Le Conseil constitutionnel est l’étape ultime pour un rendu de décisions souveraines des lois françaises. Supposés être imperméables aux tentatives d’influences extérieures et aux intérêts privés et particuliers, il semblerait que les Sages aient la censure facile. Blocage Ces dernières années, de nombreuses mesures législatives bénéfiques à l’intérêt public ont été bloquées lors de leur […]

Le Conseil constitutionnel est l’étape ultime pour un rendu de décisions souveraines des lois françaises. Supposés être imperméables aux tentatives d’influences extérieures et aux intérêts privés et particuliers, il semblerait que les Sages aient la censure facile.

Blocage

Ces dernières années, de nombreuses mesures législatives bénéfiques à l’intérêt public ont été bloquées lors de leur dernier passage sous le rouleau du Conseil constitutionnel. Les soupçons de proximité avec des lobbies économiques se multiplient et l’opacité de son mode de fonctionnement fait grincer des dents. Ne serait-il pas temps de promouvoir une vraie transparence dans l’intérêt de la démocratie ?

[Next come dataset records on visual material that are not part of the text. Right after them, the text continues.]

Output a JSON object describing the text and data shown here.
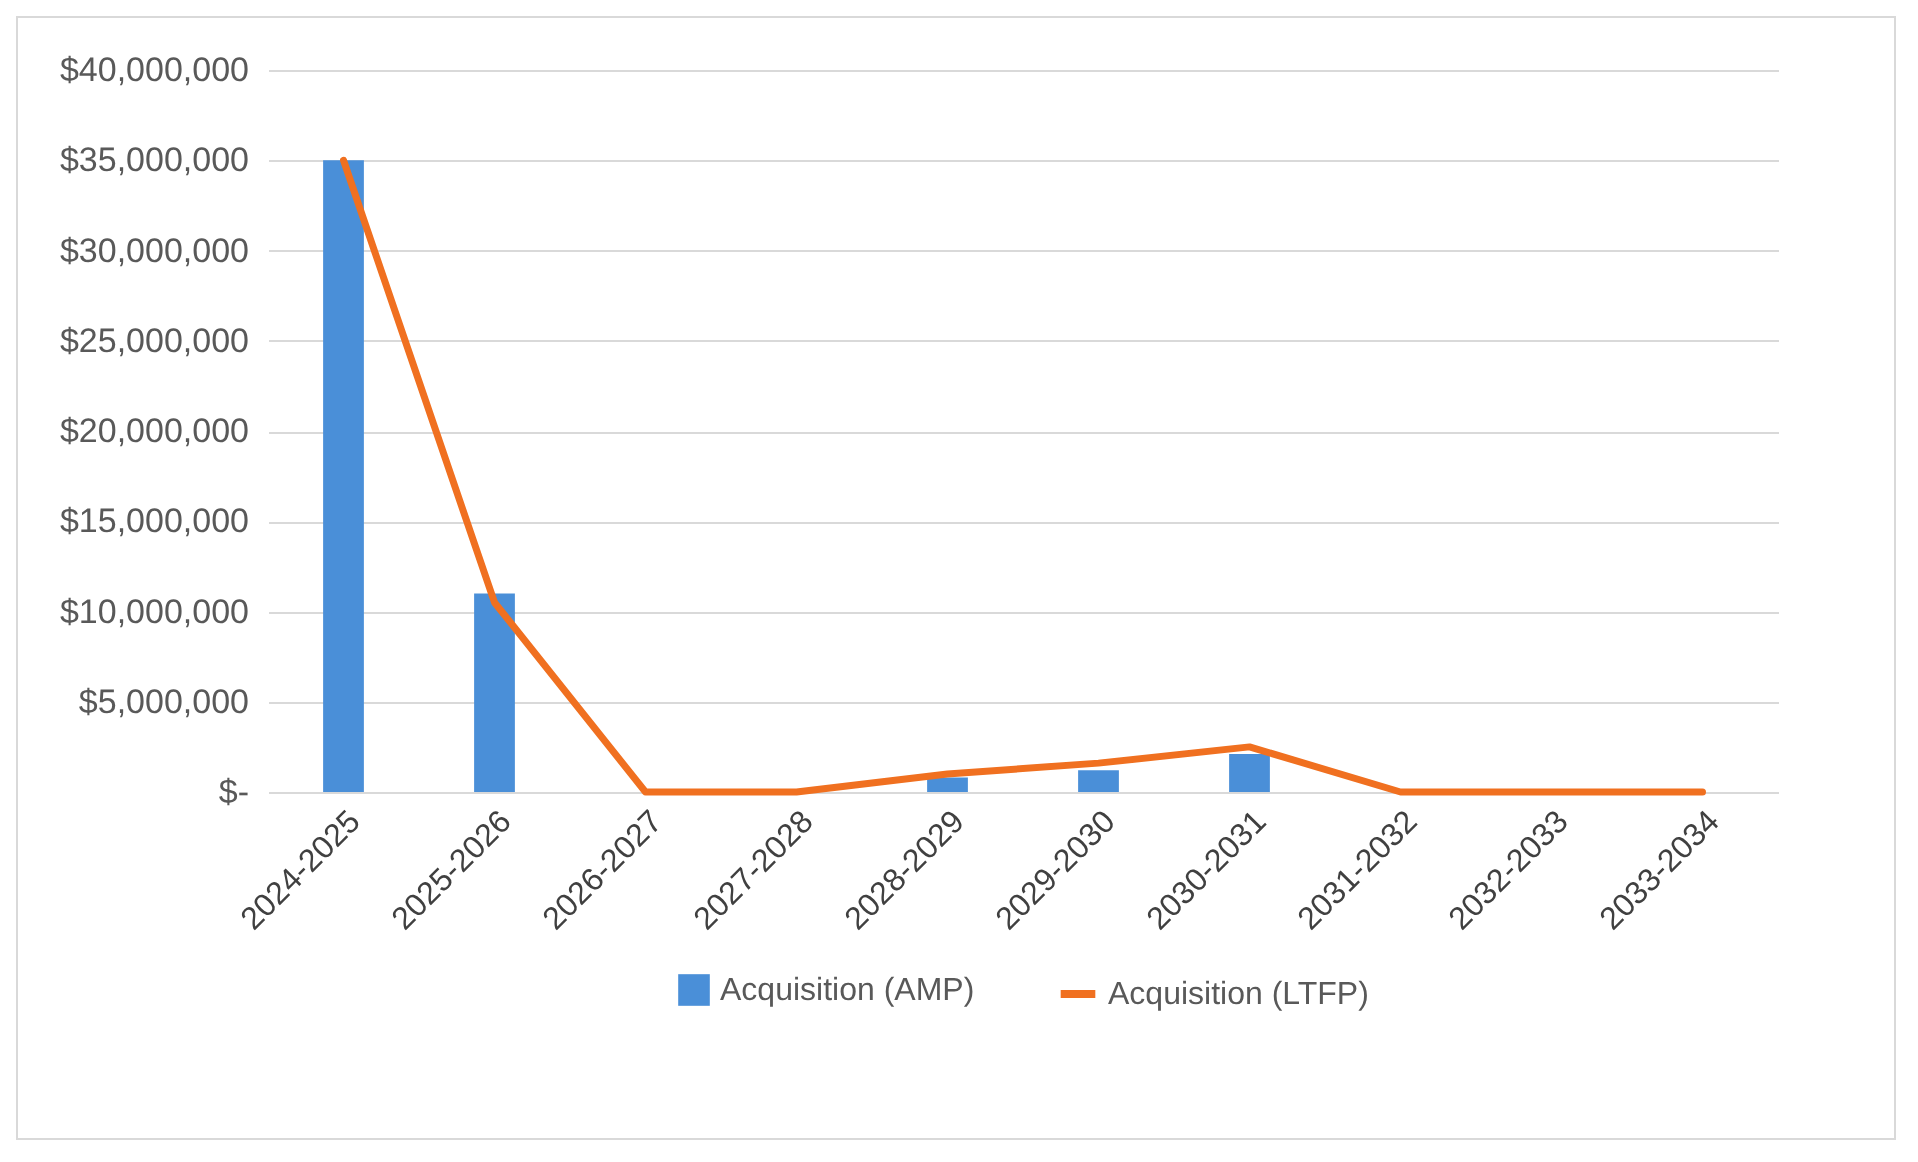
{
  "chart_data": {
    "type": "bar",
    "categories": [
      "2024-2025",
      "2025-2026",
      "2026-2027",
      "2027-2028",
      "2028-2029",
      "2029-2030",
      "2030-2031",
      "2031-2032",
      "2032-2033",
      "2033-2034"
    ],
    "series": [
      {
        "name": "Acquisition (AMP)",
        "color": "#4a8fd8",
        "values": [
          35000000,
          11000000,
          0,
          0,
          800000,
          1200000,
          2100000,
          0,
          0,
          0
        ]
      },
      {
        "name": "Acquisition (LTFP)",
        "type": "line",
        "color": "#f07020",
        "values": [
          35000000,
          10500000,
          0,
          0,
          1000000,
          1600000,
          2500000,
          0,
          0,
          0
        ]
      }
    ],
    "ylim": [
      0,
      40000000
    ],
    "yticks": [
      {
        "value": 0,
        "label": "$-"
      },
      {
        "value": 5000000,
        "label": "$5,000,000"
      },
      {
        "value": 10000000,
        "label": "$10,000,000"
      },
      {
        "value": 15000000,
        "label": "$15,000,000"
      },
      {
        "value": 20000000,
        "label": "$20,000,000"
      },
      {
        "value": 25000000,
        "label": "$25,000,000"
      },
      {
        "value": 30000000,
        "label": "$30,000,000"
      },
      {
        "value": 35000000,
        "label": "$35,000,000"
      },
      {
        "value": 40000000,
        "label": "$40,000,000"
      }
    ],
    "grid": "y",
    "legend": "bottom",
    "marker": "none"
  }
}
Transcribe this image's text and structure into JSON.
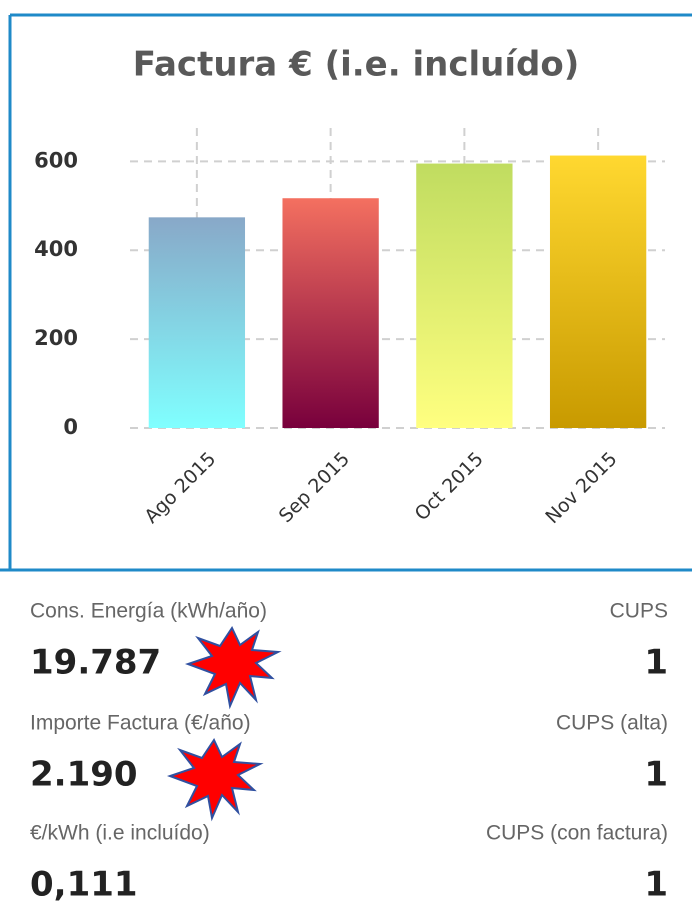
{
  "chart_data": {
    "type": "bar",
    "title": "Factura €  (i.e. incluído)",
    "categories": [
      "Ago 2015",
      "Sep 2015",
      "Oct 2015",
      "Nov 2015"
    ],
    "values": [
      474,
      517,
      595,
      613
    ],
    "colors": [
      [
        "#88a8c8",
        "#80ffff"
      ],
      [
        "#f47060",
        "#78003c"
      ],
      [
        "#c0dc60",
        "#ffff80"
      ],
      [
        "#ffd830",
        "#c89a00"
      ]
    ],
    "ylim": [
      0,
      675
    ],
    "yticks": [
      0,
      200,
      400,
      600
    ],
    "grid": true
  },
  "stats": {
    "left": [
      {
        "label": "Cons. Energía (kWh/año)",
        "value": "19.787"
      },
      {
        "label": "Importe Factura (€/año)",
        "value": "2.190"
      },
      {
        "label": "€/kWh (i.e incluído)",
        "value": "0,111"
      }
    ],
    "right": [
      {
        "label": "CUPS",
        "value": "1"
      },
      {
        "label": "CUPS (alta)",
        "value": "1"
      },
      {
        "label": "CUPS (con factura)",
        "value": "1"
      }
    ]
  }
}
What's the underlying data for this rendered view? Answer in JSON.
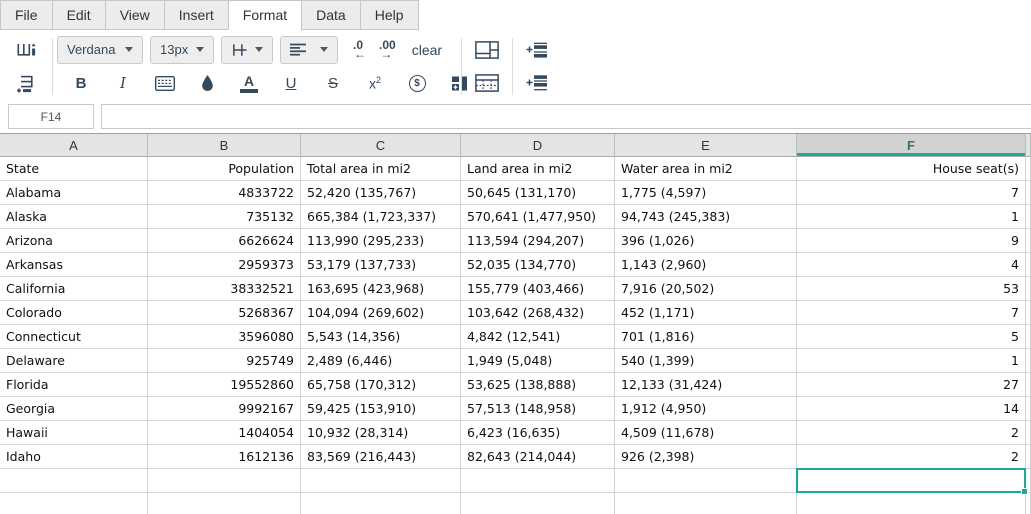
{
  "menu": {
    "items": [
      "File",
      "Edit",
      "View",
      "Insert",
      "Format",
      "Data",
      "Help"
    ],
    "active_item": "Format"
  },
  "toolbar": {
    "font_family_value": "Verdana",
    "font_size_value": "13px",
    "decrease_decimal_label": ".0",
    "decrease_decimal_arrow": "←",
    "increase_decimal_label": ".00",
    "increase_decimal_arrow": "→",
    "clear_label": "clear",
    "bold_label": "B",
    "italic_label": "I",
    "font_color_label": "A",
    "underline_label": "U",
    "strikethrough_label": "S",
    "superscript_base": "x",
    "superscript_exponent": "2",
    "currency_symbol": "$",
    "icons": {
      "add_column_icon": "add-column",
      "add_row_icon": "add-row",
      "border_style_icon": "border-style",
      "alignment_icon": "align-left",
      "decrease_decimal_icon": "decrease-decimal",
      "increase_decimal_icon": "increase-decimal",
      "fill_color_icon": "fill-color-droplet",
      "cell_borders_icon": "cell-borders",
      "merge_blocks_icon": "merge-blocks",
      "merge_table_icon": "merge-cells-table",
      "dotted_borders_icon": "table-dotted-borders",
      "insert_above_icon": "insert-row-above",
      "insert_below_icon": "insert-row-below",
      "caret_icon": "caret-down"
    }
  },
  "formula_bar": {
    "cell_reference": "F14",
    "formula_value": ""
  },
  "grid": {
    "column_letters": [
      "A",
      "B",
      "C",
      "D",
      "E",
      "F"
    ],
    "column_alignments": [
      "left",
      "right",
      "left",
      "left",
      "left",
      "right"
    ],
    "selected_column_index": 5,
    "selected_cell": {
      "reference": "F14",
      "row": 13,
      "col": 5
    },
    "rows": [
      [
        "State",
        "Population",
        "Total area in mi2",
        "Land area in mi2",
        "Water area in mi2",
        "House seat(s)"
      ],
      [
        "Alabama",
        "4833722",
        "52,420 (135,767)",
        "50,645 (131,170)",
        "1,775 (4,597)",
        "7"
      ],
      [
        "Alaska",
        "735132",
        "665,384 (1,723,337)",
        "570,641 (1,477,950)",
        "94,743 (245,383)",
        "1"
      ],
      [
        "Arizona",
        "6626624",
        "113,990 (295,233)",
        "113,594 (294,207)",
        "396 (1,026)",
        "9"
      ],
      [
        "Arkansas",
        "2959373",
        "53,179 (137,733)",
        "52,035 (134,770)",
        "1,143 (2,960)",
        "4"
      ],
      [
        "California",
        "38332521",
        "163,695 (423,968)",
        "155,779 (403,466)",
        "7,916 (20,502)",
        "53"
      ],
      [
        "Colorado",
        "5268367",
        "104,094 (269,602)",
        "103,642 (268,432)",
        "452 (1,171)",
        "7"
      ],
      [
        "Connecticut",
        "3596080",
        "5,543 (14,356)",
        "4,842 (12,541)",
        "701 (1,816)",
        "5"
      ],
      [
        "Delaware",
        "925749",
        "2,489 (6,446)",
        "1,949 (5,048)",
        "540 (1,399)",
        "1"
      ],
      [
        "Florida",
        "19552860",
        "65,758 (170,312)",
        "53,625 (138,888)",
        "12,133 (31,424)",
        "27"
      ],
      [
        "Georgia",
        "9992167",
        "59,425 (153,910)",
        "57,513 (148,958)",
        "1,912 (4,950)",
        "14"
      ],
      [
        "Hawaii",
        "1404054",
        "10,932 (28,314)",
        "6,423 (16,635)",
        "4,509 (11,678)",
        "2"
      ],
      [
        "Idaho",
        "1612136",
        "83,569 (216,443)",
        "82,643 (214,044)",
        "926 (2,398)",
        "2"
      ],
      [
        "",
        "",
        "",
        "",
        "",
        ""
      ]
    ]
  },
  "colors": {
    "accent_teal": "#1aab94",
    "selected_header_text": "#2e7d50",
    "icon_color": "#34495e"
  }
}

Le cas de la loi sur le devoir de vigilance des multinationales

La mondialisation a ses avantages et ses inconvénients, il est cependant possible de lisser certaines aspérités. Par « aspérités », on entend « atteintes graves aux droits humains et à l’environnement », car oui, de nombreuses multinationales et leurs filiales voient les derrières de rideaux se dévoiler au grand public. Notamment dans le monde du textile, de l’informatique ou de l’exploitation des ressources minières, les scandales s’amoncèlent et les lois peinent à changer. Le 21 février, les députés français adoptaient la loi sur le devoir de vigilance des multinationales dans le but d’ouvrir la possibilité de poursuivre une entreprise pour ses écarts de grande ampleur. Cela fait plus de 4 ans que les porteurs de cette loi salvatrice se battent contre un lobbying intensif ; aujourd’hui, la décision est entre les mains du Conseil constitutionnel. Seulement, la proximité critiquable de ses membres avec le milieu patronal et les grandes entreprises pourrait faire échouer le passage de cette loi.

Décisions récentes floues

Les neuf « Sages » composés d’éminents juristes et d’anciens politiciens ont censuré fin 2016 deux dispositions adoptées par les députés dans la lignée de la lutte contre l’évasion fiscale des multinationales. L’amendement « Google » visait à permettre aux institutions fiscales de taxer les géants du net pour des profits réalisés en France avant d’être redirigés vers des territoires plus souples fiscalement tels que l’Irlande ou le Luxembourg. Le Conseil a asséné un coup final à deux dispositions de cet amendement en jugeant qu’il portait atteinte au principe d’égalité devant la loi. De même, le reporting public pays par pays qui contraindrait les multinationales françaises à plus de transparence, dont des informations complètes sur leurs filiales, mènerait à un vrai contrôle et renforcerait la responsabilité de l’entreprise pour chaque maillon de la chaîne de production ainsi que pour ses manœuvres fiscales. Mais une fois de plus, le Conseil constitutionnel a coupé court en jugeant cette motion contraire à la liberté d’entreprendre car nombreuses de ces informations pourraient profiter à des firmes concurrentes.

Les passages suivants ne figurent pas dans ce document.